Das passiert nicht in der Peripherie, die Kamera hält voll drauf. Everythings Sucks! sucht in seinen ersten Minuten den gemeinsamen 90s Kids-Nenner mit seinen Zuschauern, was sich wie eine Druckausgleichskammer für Zeitunterschiede anfühlt, nur eben ausgestattet wie ein 90er-Jahre-Museum: Wir sollen erstmal ankommen, uns mit den Verhältnissen vertraut machen, die Erinnerungen triggern lassen an verstohlenes Bravo lesen, geschmacklose Bravo Hits-Sessions, Love Parade-Aufmärsche mit Plateau-Schuhen, Oasis-Balladen und Cerealien-Schüsseln vor Cartoon-Shows am Nachmittag nach der Schule. Oder uns zumindest vorstellen, wie das wohl gewesen sein könnte, wenn wir für all das zu jung waren bzw. sind. Die Faszination von Aquas Barbie Girl wird man aber leider auch dann nie verstehen.

Everything Sucks!

Gut also, dass Everything Sucks! sich 80s- und 2000s-Kids nicht vollständig verschließt. Die zehnteilige Serie webt einen dicken Teppich aus Referenzen, der am Anfang jeden Schritt seiner pappig eingeführten Hauptfiguren schluckt. Aber wer nach 5 Minuten Verweismonsun noch nicht das Weite und sich eine andere Serie im Netflix-Katalog gesucht hat, bekommt dann noch mit, wie die 90er urplötzlich ziemlich unwichtig werden. Die Geschichte schüttelt die schweren Period-Piece-Zwänge alsbald ab und tritt, noch immer taumelnd vom Gewicht klackernder Gogo-Steine, in den Vordergrund.

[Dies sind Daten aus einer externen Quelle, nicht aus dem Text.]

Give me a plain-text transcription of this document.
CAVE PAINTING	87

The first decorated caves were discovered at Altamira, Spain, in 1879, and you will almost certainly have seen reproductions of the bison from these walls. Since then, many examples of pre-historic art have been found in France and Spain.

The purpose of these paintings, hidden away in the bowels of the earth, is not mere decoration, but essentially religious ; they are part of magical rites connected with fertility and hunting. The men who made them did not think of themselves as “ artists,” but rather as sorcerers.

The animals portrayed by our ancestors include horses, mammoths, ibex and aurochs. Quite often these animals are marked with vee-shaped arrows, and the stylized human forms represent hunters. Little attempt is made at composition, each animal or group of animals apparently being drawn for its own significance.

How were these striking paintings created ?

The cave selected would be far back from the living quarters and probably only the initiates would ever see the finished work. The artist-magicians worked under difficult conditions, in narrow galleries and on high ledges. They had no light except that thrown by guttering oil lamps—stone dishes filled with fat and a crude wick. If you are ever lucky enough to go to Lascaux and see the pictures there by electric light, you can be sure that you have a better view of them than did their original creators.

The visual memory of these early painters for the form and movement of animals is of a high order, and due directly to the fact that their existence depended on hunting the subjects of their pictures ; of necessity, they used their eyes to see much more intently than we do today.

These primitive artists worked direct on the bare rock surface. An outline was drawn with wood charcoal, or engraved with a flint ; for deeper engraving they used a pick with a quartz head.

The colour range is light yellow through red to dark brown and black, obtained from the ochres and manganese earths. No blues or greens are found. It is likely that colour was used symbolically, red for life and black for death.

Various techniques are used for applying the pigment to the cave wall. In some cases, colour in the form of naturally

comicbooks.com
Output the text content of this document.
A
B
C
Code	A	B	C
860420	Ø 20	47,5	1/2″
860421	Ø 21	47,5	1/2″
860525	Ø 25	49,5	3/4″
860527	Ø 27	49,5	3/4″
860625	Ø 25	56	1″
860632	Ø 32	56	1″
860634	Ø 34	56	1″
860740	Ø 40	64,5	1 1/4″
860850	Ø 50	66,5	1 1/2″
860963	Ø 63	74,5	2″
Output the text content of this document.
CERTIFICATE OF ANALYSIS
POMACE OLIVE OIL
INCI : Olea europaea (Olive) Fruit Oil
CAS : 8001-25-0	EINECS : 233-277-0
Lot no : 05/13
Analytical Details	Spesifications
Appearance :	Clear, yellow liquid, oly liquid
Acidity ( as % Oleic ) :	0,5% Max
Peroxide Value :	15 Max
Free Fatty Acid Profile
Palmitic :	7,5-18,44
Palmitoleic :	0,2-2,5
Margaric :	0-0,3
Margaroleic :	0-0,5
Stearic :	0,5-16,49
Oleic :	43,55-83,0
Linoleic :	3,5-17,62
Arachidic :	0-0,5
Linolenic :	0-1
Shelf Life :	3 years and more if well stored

Der irritierend sprunghafte Erzählrhythmus kommt dann zwar immer noch nicht zur Ruhe, aber wenigstens lernen wir mal die Hauptfiguren kennen. Das sind Luke, McQuaid und Tyler, allesamt neu an der Highschool, AV-Klub-Mitglieder und deshalb Außenseiter. Das ist in Highschool-Serien der 90er üblich. Die 90er sind das Generation X,- Nirvana- und Flanellhemd-Jahrzehnt, das popkulturell, auch mit Figuren wie Daria, das Außenseiterdasein romantisierte. Zudem lassen sich aus Außenseiter-Perspektiven natürlich die Marotten des Mainstream-Pöbels spitzfindiger beobachten. Auch Everything Sucks! beschreibt seine Außenseiter im Kontrast zum Normalen, Angepassten, das der Außenseiter gepflegt abstößt, wie es die ganze Generation X tat. Amerikanische Kleinstädte sind langweilig, die Bewohner piefig und alles in allem sind diese Orte etwas, dem es zu entkommen gilt, denn hier ist alles scheiße - Everything Sucks! halt.

Luke

Was uns zum Namen der Stadt führt, in dem die Jungs leben. Die liegt in Oregon und heißt, nun ja, Boring. Auswärtige kommen hier nur her, um sich vor dem Boring-Schriftzug auf dem Ortsschild fotografieren zu lassen, mit Kameras übrigens, weil man das damals so gemacht hat, liebe Kinder.

1996 waren die Kinderdarsteller von Everything Sucks! noch nicht mal geboren. Die jungen Schauspieler agieren in Everything Sucks! auch durchweg unbeholfen. Coming of Age-Filmen kommt das aber entgegen, da Pubertierende ja ebenfalls Rollen spielen, sich mühsam in welche einfügen und in ihren Versuchen dabei immerzu straucheln, stolpern, stammeln. Oder einfach versteinern, wie Kate Messner. Kate Messner (Peyton Kennedy) ist ebenfalls eine Außenseiterin und gleichzeitig die Tochter des Rektors, was sich jetzt nicht wirklich ausschließt. Die ganze Schule stellt sich gegen Kate. Kate wiederum erschreckt sich vor sich selbst und dem, was mit ihr passiert und wen sie begehrt und wen nicht. Es gibt eine Umkleideraum-Szene mit Kate und sicher nicht zufälligen Carrie-Vibes, die die ganzen Albträume und Verwirrungen der Pubertät in einen zeiteinfrierenden Blick auf blanke Brüste fasst. In dem Moment schlägt Everything Sucks! einen Weg ein, der zu ernsten Coming of Age-Themen führt und an 90er-Requisiten vorbei.

Die 10 Folgen der ersten Staffel Everything Sucks! sind seit gestern vollständig bei Netflix verfügbar.